I recently listened to the audio book of Seth Godin’s The Dip from iTunes and I couldn’t help but apply what it says to photography.
Basically the dip is that part of any endeavor where the going gets tough and people quit. In business it is when the market rejects you, or you have technical hurdles, or you run low on capital.
In a sport it is where you get good, but not good enough for the next level. To get to the next level you are going to have put in hours and hours of practice. Since that is hard to do, few people will do it.
The world is set up to work this way. Not everyone can be CEO, so it takes years of working your way up the corporate ladder. Along the way lots of people quit because it isn’t worth it. Or they don’t put in the effort to keep improving themselves. Or they aren’t willing to do the dirty work that others won’t do. Eventually you weed out the wannabes and are left with the few who made it through the dip.
What does this have to do with photography?
Hopefully it is obvious. There are a lot of beginning photographers. They may buy expensive equipment, and read books, but they don’t get any better. Why not? Because they aren’t willing to do things that will take them to the next level. Go to a workshop. Hire a mentor. Shoot a lot more and in different media. Challenge themselves and grow.

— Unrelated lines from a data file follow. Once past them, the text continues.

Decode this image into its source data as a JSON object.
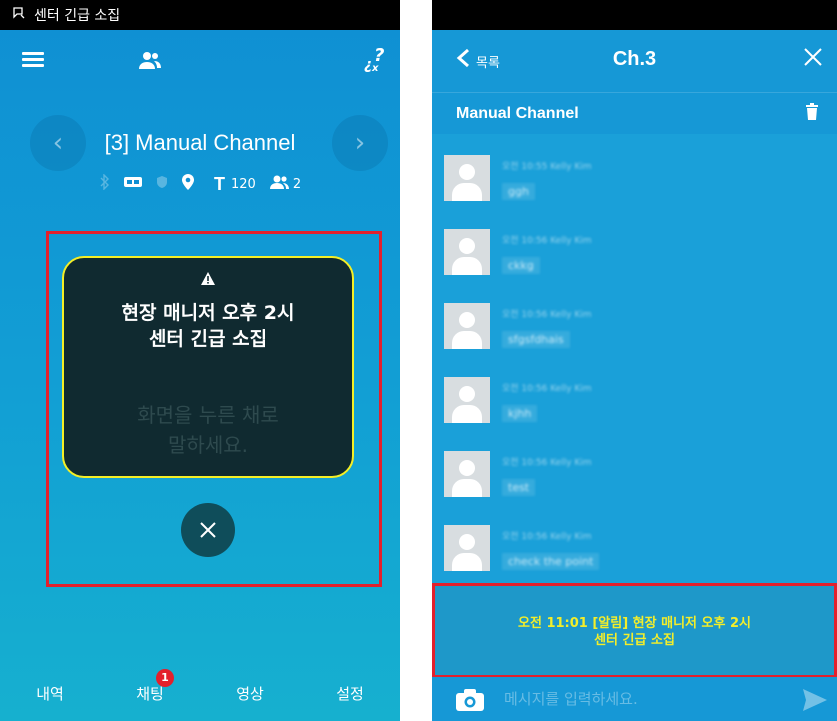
{
  "left_screen": {
    "status": {
      "notification_text": "센터 긴급 소집"
    },
    "topbar": {
      "menu_icon": "menu-icon",
      "users_icon": "users-icon",
      "help_icon": "help-icon"
    },
    "channel": {
      "title": "[3] Manual Channel",
      "text_count": "120",
      "member_count": "2",
      "t_label": "T"
    },
    "alert": {
      "message_line1": "현장 매니저 오후 2시",
      "message_line2": "센터 긴급 소집",
      "hint_line1": "화면을 누른 채로",
      "hint_line2": "말하세요."
    },
    "bottom_nav": [
      {
        "label": "내역"
      },
      {
        "label": "채팅",
        "badge": "1"
      },
      {
        "label": "영상"
      },
      {
        "label": "설정"
      }
    ]
  },
  "right_screen": {
    "header": {
      "back_label": "목록",
      "title": "Ch.3"
    },
    "channel_name": "Manual Channel",
    "messages": [
      {
        "meta": "오전 10:55 Kelly Kim",
        "text": "ggh"
      },
      {
        "meta": "오전 10:56 Kelly Kim",
        "text": "ckkg"
      },
      {
        "meta": "오전 10:56 Kelly Kim",
        "text": "sfgsfdhais"
      },
      {
        "meta": "오전 10:56 Kelly Kim",
        "text": "kjhh"
      },
      {
        "meta": "오전 10:56 Kelly Kim",
        "text": "test"
      },
      {
        "meta": "오전 10:56 Kelly Kim",
        "text": "check the point"
      }
    ],
    "alert_banner": {
      "line1": "오전 11:01 [알림] 현장 매니저 오후 2시",
      "line2": "센터 긴급 소집"
    },
    "input": {
      "placeholder": "메시지를 입력하세요."
    }
  },
  "colors": {
    "highlight_border": "#e3202c",
    "alert_yellow": "#f3ee2a",
    "badge_red": "#e3202c"
  }
}
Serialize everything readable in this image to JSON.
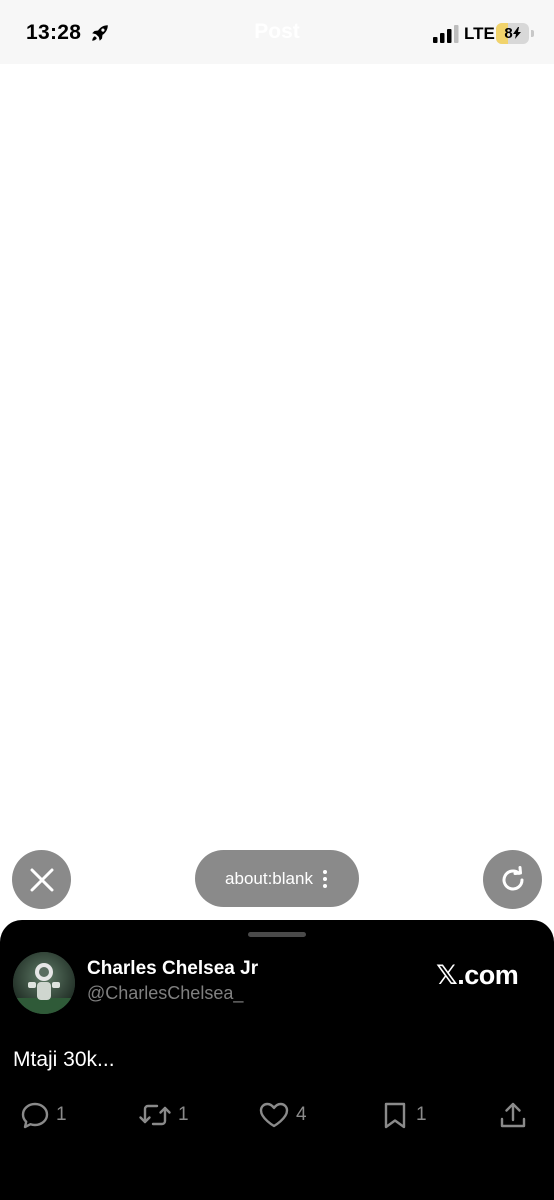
{
  "status_bar": {
    "time": "13:28",
    "title": "Post",
    "network": "LTE",
    "battery_level": "8",
    "battery_fill_fraction": 0.08
  },
  "browser_controls": {
    "url": "about:blank",
    "close_icon": "close-icon",
    "more_icon": "vertical-dots-icon",
    "reload_icon": "reload-icon"
  },
  "post": {
    "author_name": "Charles Chelsea Jr",
    "author_handle": "@CharlesChelsea_",
    "site": "𝕏.com",
    "text": "Mtaji 30k...",
    "actions": [
      {
        "icon": "reply-icon",
        "count": "1"
      },
      {
        "icon": "repost-icon",
        "count": "1"
      },
      {
        "icon": "like-icon",
        "count": "4"
      },
      {
        "icon": "bookmark-icon",
        "count": "1"
      },
      {
        "icon": "share-icon",
        "count": ""
      }
    ]
  },
  "colors": {
    "sheet_background": "#000000",
    "button_gray": "#8a8a8a",
    "battery_yellow": "#f1d36b",
    "muted_text": "#808080"
  }
}
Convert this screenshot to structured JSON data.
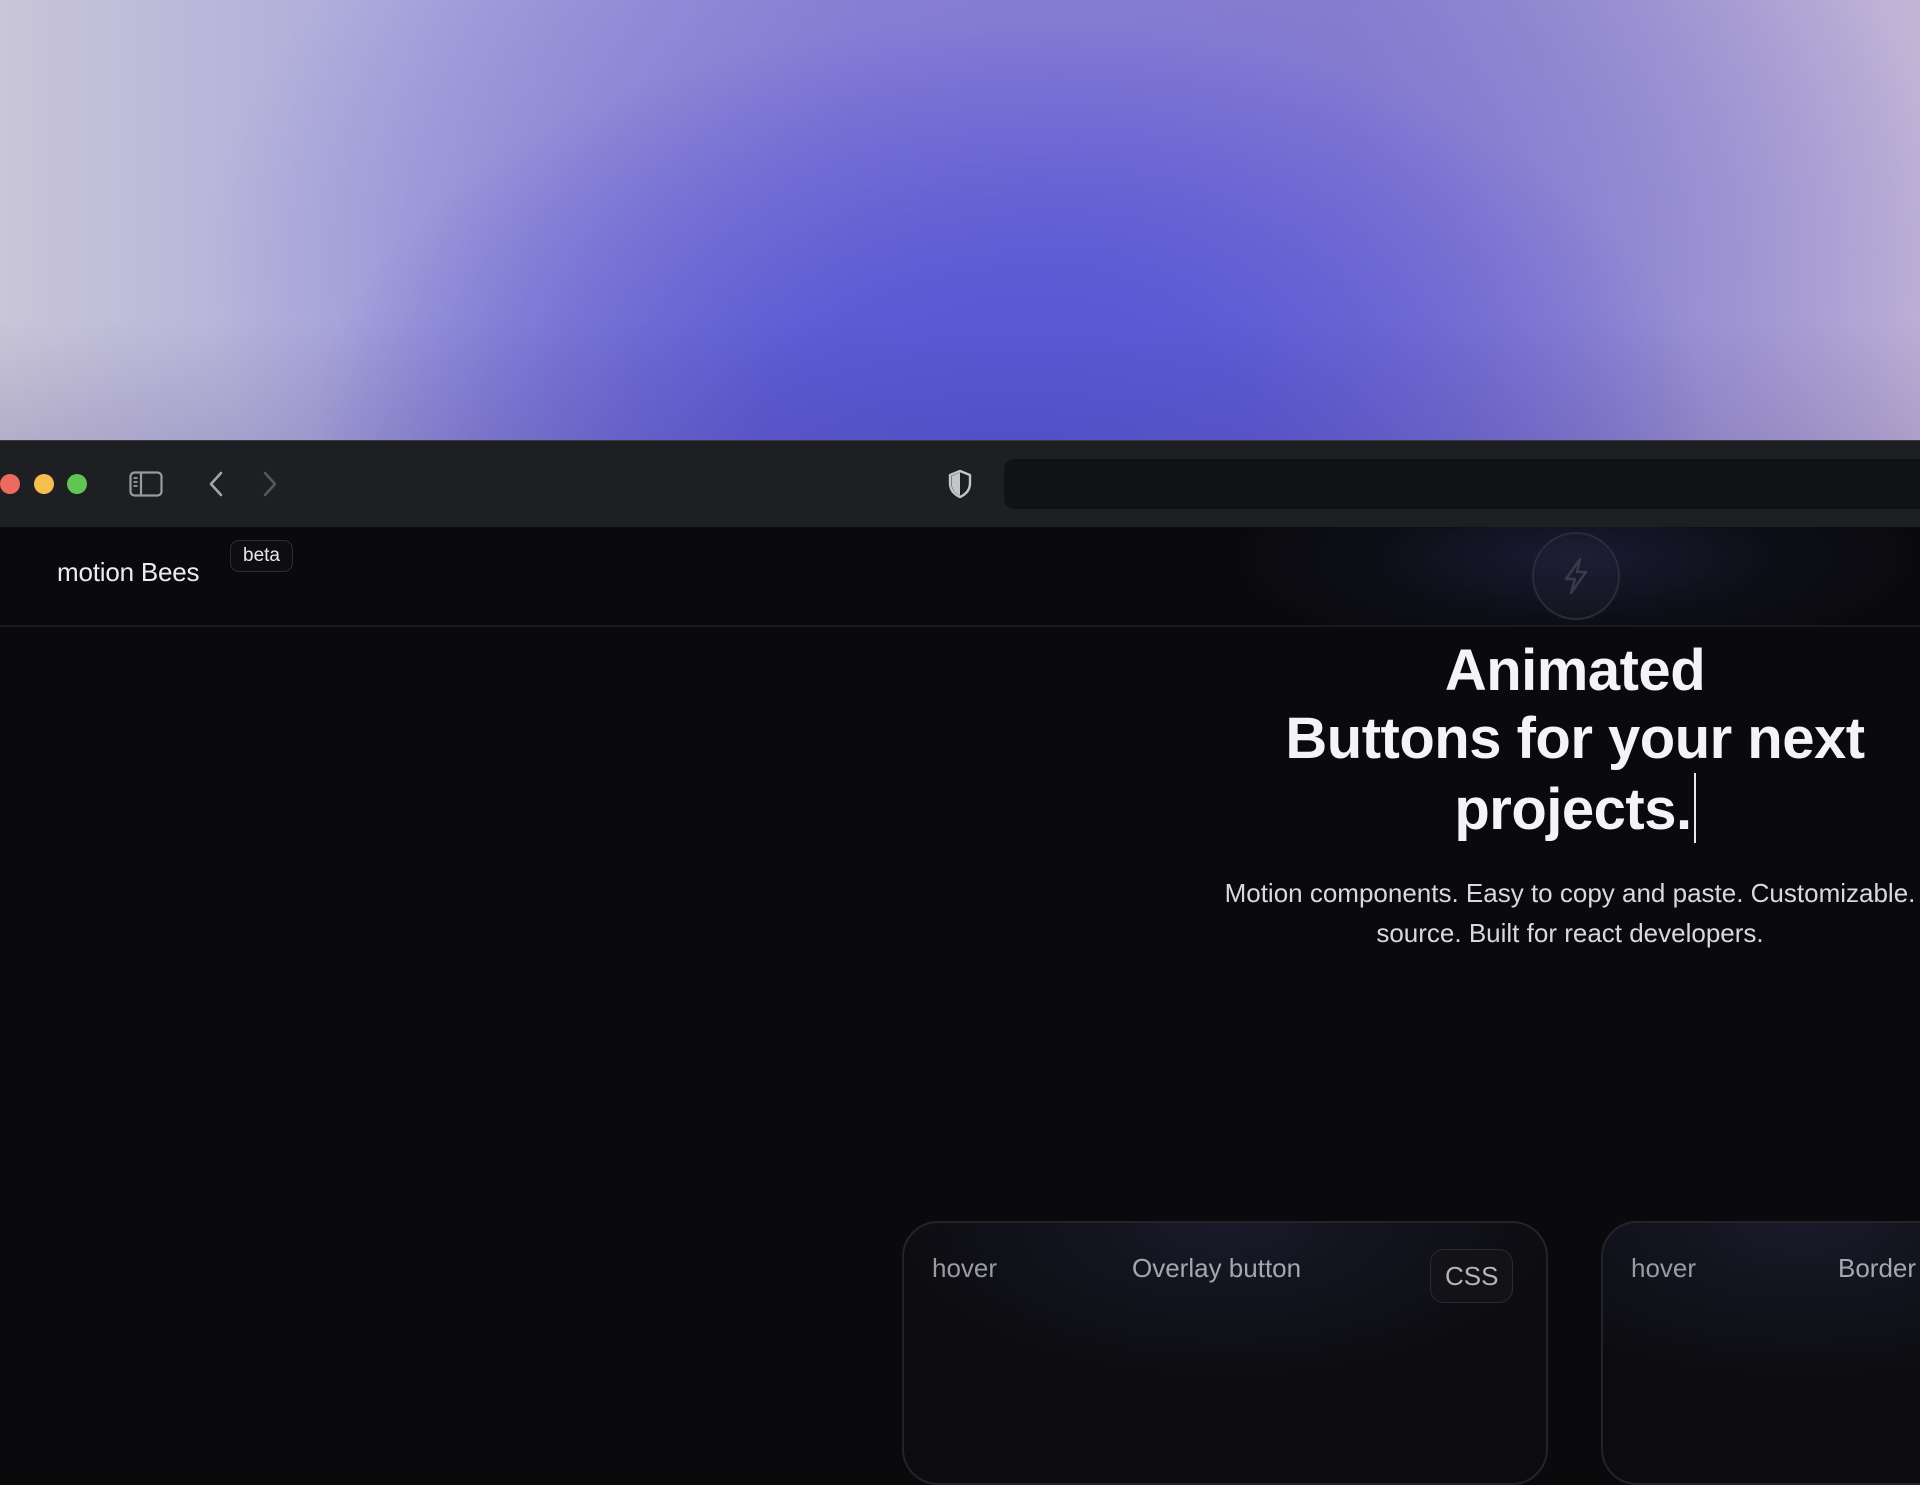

I especially see this in model photography. Maybe they aren’t willing to approach a lot of models. Maybe they have one shooting set-up and they use it over and over. They don’t try new things: they don’t challenge themselves or their model. They don’t use an MUA because they don’t understand it. They don’t learn studio lighting, or they only do studio lighting.
They are in the Dip.
Now the question is, are you in the dip? Are you going to persevere? Or will you be a beginner forever?